Ik snakte naar adem en zag sterretjes. Voor ik goed en wel was hersteld, had hij de saffies aangestoken en zaten we te roken. ‘Gast, ik weet dat ze veel voor je betekende, maar ze is weg. Ze is vertrokken. Foetsie, pleite, ribbedebie… Je weet toch? Laat het gaan. Stop te komen.’ De reus nam een diepe haal en blies de rook bedachtzaam uit. ‘Als de weg ophoudt, verander. Kies een nieuwe route. Wees geen doodloper.’ Ik knikte. ‘Vincent?’ Hij keek me begripvol aan en knikte, maar schudde toen langzaam zijn hoofd. Met een armgebaar nodigde hij me naar het parkje aan de overkant van de straat.

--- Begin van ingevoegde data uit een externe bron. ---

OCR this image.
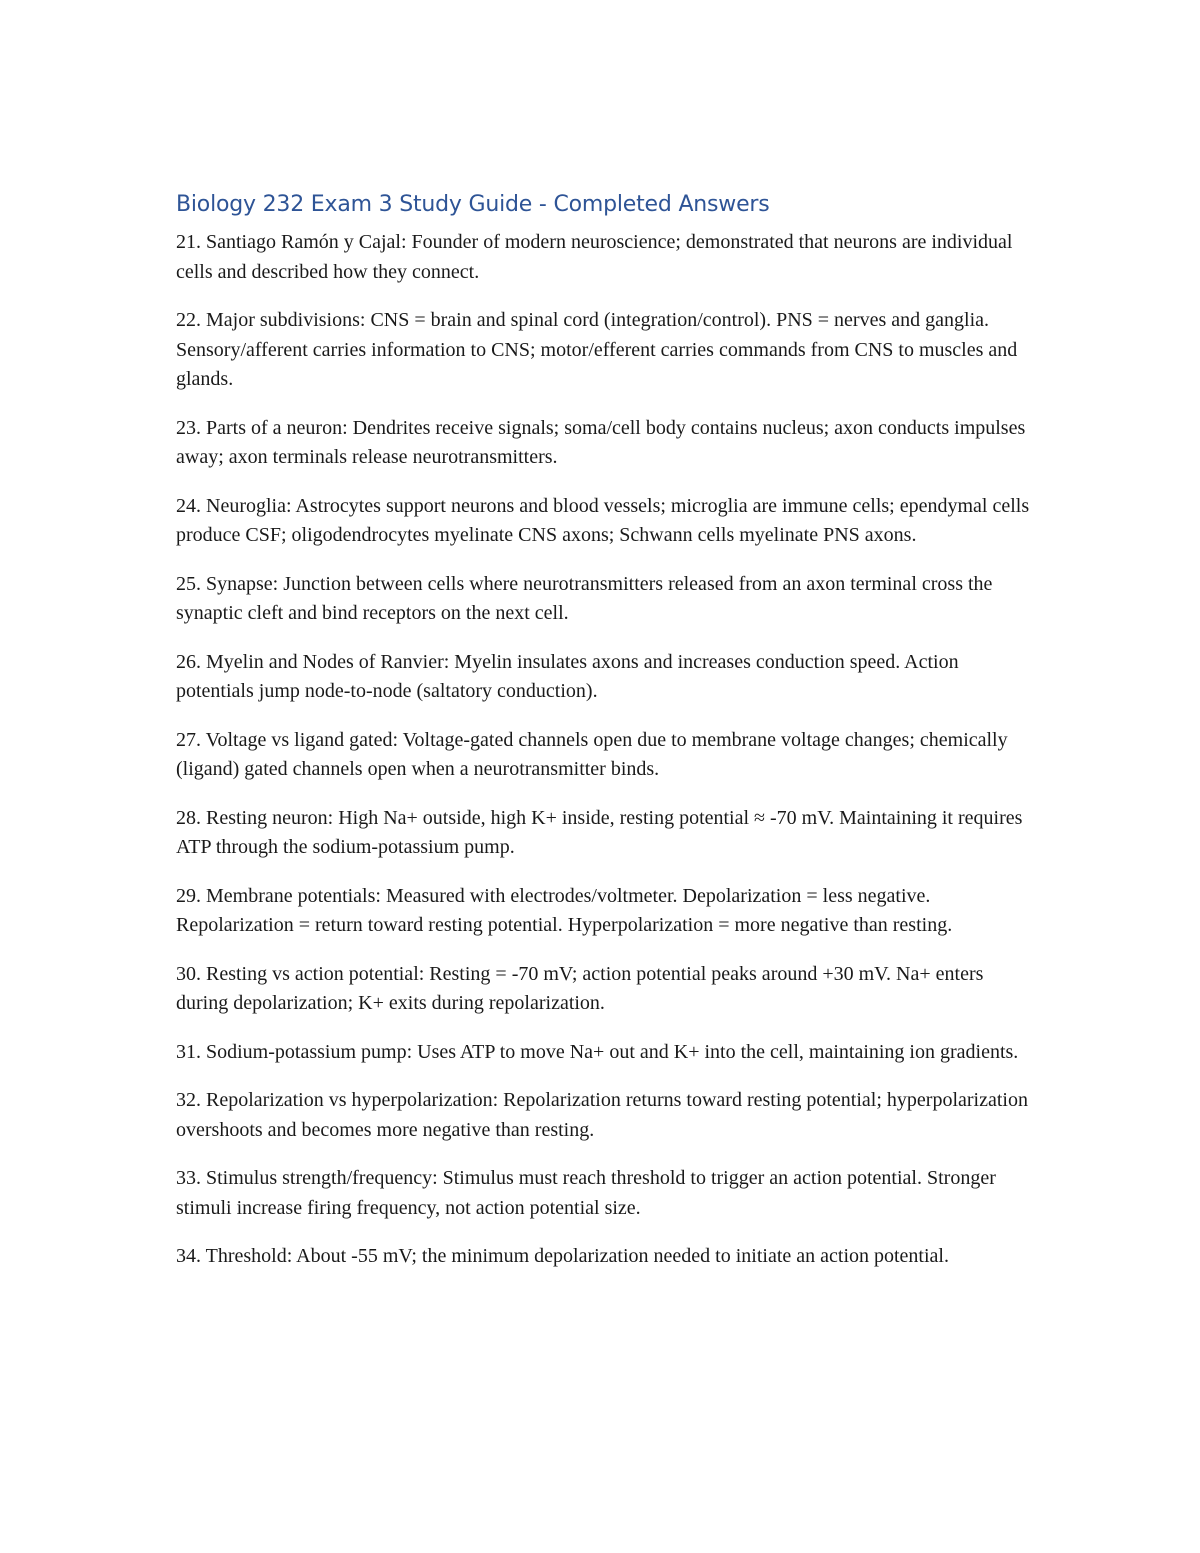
Biology 232 Exam 3 Study Guide - Completed Answers

21. Santiago Ramón y Cajal: Founder of modern neuroscience; demonstrated that neurons are individual cells and described how they connect.

22. Major subdivisions: CNS = brain and spinal cord (integration/control). PNS = nerves and ganglia. Sensory/afferent carries information to CNS; motor/efferent carries commands from CNS to muscles and glands.

23. Parts of a neuron: Dendrites receive signals; soma/cell body contains nucleus; axon conducts impulses away; axon terminals release neurotransmitters.

24. Neuroglia: Astrocytes support neurons and blood vessels; microglia are immune cells; ependymal cells produce CSF; oligodendrocytes myelinate CNS axons; Schwann cells myelinate PNS axons.

25. Synapse: Junction between cells where neurotransmitters released from an axon terminal cross the synaptic cleft and bind receptors on the next cell.

26. Myelin and Nodes of Ranvier: Myelin insulates axons and increases conduction speed. Action potentials jump node-to-node (saltatory conduction).

27. Voltage vs ligand gated: Voltage-gated channels open due to membrane voltage changes; chemically (ligand) gated channels open when a neurotransmitter binds.

28. Resting neuron: High Na+ outside, high K+ inside, resting potential ≈ -70 mV. Maintaining it requires ATP through the sodium-potassium pump.

29. Membrane potentials: Measured with electrodes/voltmeter. Depolarization = less negative. Repolarization = return toward resting potential. Hyperpolarization = more negative than resting.

30. Resting vs action potential: Resting = -70 mV; action potential peaks around +30 mV. Na+ enters during depolarization; K+ exits during repolarization.

31. Sodium-potassium pump: Uses ATP to move Na+ out and K+ into the cell, maintaining ion gradients.

32. Repolarization vs hyperpolarization: Repolarization returns toward resting potential; hyperpolarization overshoots and becomes more negative than resting.

33. Stimulus strength/frequency: Stimulus must reach threshold to trigger an action potential. Stronger stimuli increase firing frequency, not action potential size.

34. Threshold: About -55 mV; the minimum depolarization needed to initiate an action potential.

Ik dacht dat ik hem voorging, maar aangekomen bij het bankje tegenover haar raam was ik alleen. Ik staarde naar de half opgerookte sigaret in mijn hand en sloot even mijn ogen. Toen ik ze weer opende, had ik een houten reet, een droge muil en mijn benen sliepen. De rugleuning van het bankje leek met mij vergroeid. Het schemerde en het was heiig. Even verderop scharrelden twee konijnen. De ene beklom de andere en ze begonnen te neuken.

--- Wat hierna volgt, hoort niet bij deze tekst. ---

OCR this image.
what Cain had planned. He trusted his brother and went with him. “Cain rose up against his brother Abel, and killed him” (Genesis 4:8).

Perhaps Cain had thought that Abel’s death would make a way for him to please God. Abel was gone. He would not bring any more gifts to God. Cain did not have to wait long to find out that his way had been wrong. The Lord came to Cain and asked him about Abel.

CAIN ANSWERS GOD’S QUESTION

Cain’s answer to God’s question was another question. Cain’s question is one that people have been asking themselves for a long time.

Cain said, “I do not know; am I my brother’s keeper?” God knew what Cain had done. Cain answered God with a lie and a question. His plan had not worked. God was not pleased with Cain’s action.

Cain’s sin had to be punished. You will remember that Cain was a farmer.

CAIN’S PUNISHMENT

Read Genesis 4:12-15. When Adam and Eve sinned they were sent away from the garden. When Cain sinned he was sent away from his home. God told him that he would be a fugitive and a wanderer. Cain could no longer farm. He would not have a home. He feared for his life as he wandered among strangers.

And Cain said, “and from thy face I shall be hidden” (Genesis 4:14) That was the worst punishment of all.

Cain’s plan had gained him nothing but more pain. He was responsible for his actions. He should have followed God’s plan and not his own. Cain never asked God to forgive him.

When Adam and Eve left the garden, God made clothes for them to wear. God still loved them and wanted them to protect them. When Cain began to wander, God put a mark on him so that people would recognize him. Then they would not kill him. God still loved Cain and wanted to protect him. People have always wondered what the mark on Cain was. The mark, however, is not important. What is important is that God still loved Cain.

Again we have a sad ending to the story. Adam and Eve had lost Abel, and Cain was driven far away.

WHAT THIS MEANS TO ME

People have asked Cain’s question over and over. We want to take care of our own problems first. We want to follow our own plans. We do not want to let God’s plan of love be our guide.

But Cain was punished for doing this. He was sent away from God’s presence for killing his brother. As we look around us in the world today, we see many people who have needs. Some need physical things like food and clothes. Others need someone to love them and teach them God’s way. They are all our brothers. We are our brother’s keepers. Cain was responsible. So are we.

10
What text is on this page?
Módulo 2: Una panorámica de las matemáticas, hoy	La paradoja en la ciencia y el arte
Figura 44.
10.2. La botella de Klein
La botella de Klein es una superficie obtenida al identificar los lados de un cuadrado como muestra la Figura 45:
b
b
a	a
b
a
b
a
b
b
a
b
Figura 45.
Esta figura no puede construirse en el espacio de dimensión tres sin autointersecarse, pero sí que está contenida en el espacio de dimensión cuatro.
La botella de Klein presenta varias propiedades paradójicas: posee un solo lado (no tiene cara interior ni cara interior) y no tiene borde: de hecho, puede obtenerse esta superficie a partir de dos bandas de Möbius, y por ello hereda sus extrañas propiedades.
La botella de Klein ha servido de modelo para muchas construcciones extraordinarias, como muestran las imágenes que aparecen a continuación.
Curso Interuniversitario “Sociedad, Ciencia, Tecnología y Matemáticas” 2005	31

In het huis van mijn vriendin brandde licht en er klonk muziek. Voor mijn ogen voltrok zich een pantomime van geluk. Het was druk. Er werd gedanst en gelachen. Ik huiverde en voelde me koud tot op mijn botten. Mijn ogen vulden zich met tranen en stil, zonder geluid te maken huilde ik. Niet om de eenzaamheid en leegte van mijn bestaan, maar om het leven en de warmte. Ik huilde om de konijntjes en om de vreugde op het feest in het huis waar ik ooit gelukkig was. En ik bedacht dat ik mijn leven niet kon vergooien.